② Read Veach’s description of efficiency-optimized Russian
roulette, which adaptively chooses a threshold for applying Russian
roulette (Veach 1997; Section 10.4.1). Implement this algorithm in
pbrt, and evaluate its effectiveness in comparison to manually setting
these thresholds.
③ Implement a technique for generating samples from the
product of the light and BSDF distributions; see the papers by Burke et al. (2005), Cline et al. (2006), Clarberg et al. (2005), and Rousselle et al. (2008). Compare the effectiveness of
the approach you implement to the direct lighting calculation currently
implemented in pbrt. Investigate how scene complexity (and, thus, how
expensive shadow rays are to trace) affects the Monte Carlo efficiency of
the two techniques.
② Clarberg and Akenine-Möller (2008b) and Popov et al. (2013) both described algorithms that perform visibility caching,
computing, and interpolating information about light source visibility at
points in the scene. Implement one of these methods and use it to improve
the direct lighting calculation in pbrt. What sorts of scenes is it
particularly effective for? Are there scenes for which it doesn’t help?

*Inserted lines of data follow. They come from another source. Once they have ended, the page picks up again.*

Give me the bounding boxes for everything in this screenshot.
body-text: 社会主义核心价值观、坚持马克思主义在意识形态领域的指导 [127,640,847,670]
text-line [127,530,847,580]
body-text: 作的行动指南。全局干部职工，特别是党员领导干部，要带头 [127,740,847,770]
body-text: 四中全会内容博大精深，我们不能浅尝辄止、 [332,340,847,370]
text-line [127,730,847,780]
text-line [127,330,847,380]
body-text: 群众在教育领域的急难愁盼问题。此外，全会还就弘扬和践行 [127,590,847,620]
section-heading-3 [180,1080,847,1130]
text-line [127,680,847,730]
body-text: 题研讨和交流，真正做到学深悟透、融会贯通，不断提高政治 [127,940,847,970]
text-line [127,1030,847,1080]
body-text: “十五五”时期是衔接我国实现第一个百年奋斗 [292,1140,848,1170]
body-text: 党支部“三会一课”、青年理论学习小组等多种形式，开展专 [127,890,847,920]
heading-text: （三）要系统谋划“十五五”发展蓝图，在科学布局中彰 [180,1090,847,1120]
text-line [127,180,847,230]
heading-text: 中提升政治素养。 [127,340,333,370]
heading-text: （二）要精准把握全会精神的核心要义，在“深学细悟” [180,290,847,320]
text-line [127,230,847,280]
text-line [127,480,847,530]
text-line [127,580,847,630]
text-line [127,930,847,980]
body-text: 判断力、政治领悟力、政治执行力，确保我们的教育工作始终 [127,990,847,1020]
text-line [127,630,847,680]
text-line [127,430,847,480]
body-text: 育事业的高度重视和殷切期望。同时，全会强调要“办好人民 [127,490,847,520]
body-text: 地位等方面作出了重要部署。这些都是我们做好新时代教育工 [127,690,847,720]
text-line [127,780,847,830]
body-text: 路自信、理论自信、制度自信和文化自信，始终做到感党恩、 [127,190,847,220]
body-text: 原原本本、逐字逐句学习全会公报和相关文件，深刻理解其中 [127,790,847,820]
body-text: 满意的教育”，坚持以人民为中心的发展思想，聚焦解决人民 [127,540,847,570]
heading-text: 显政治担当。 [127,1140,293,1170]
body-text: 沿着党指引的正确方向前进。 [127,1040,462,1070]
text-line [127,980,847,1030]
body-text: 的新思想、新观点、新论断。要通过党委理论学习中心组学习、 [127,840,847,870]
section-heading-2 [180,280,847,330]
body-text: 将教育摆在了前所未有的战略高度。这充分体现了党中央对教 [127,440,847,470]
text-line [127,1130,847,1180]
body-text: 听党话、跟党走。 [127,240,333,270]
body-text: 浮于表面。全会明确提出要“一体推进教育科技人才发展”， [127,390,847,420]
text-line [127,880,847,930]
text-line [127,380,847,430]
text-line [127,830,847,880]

② Investigate algorithms for rendering scenes with large
numbers of light sources: see, for example, the papers by Ward
(1991a), Shirley, Wang, and Zimmerman (1996),
and Donikian et al. (2006) on this
topic. Choose one of these approaches and implement it in pbrt. Run
experiments with a number of scenes to evaluate the effectiveness of the
approach that you implement.
③ Modify pbrt so that the user can flag certain objects in
the scene as being important sources of indirect lighting, and modify the
PathIntegrator to sample points on those surfaces according to
to generate some of the vertices in the paths it generates. Use
multiple importance sampling to compute weights for the path samples,
incorporating the probability that they would have been sampled both with
BSDF sampling and with this area sampling. How much can this approach
reduce variance and improve efficiency for scenes with substantial indirect
lighting? How much can it hurt if the user flags surfaces that actually
make little or no contribution or if multiple importance sampling isn’t
used? Investigate generalizations of this approach that learn which
objects are important sources of indirect lighting as rendering progresses
so that the user doesn’t need to supply this information ahead of time.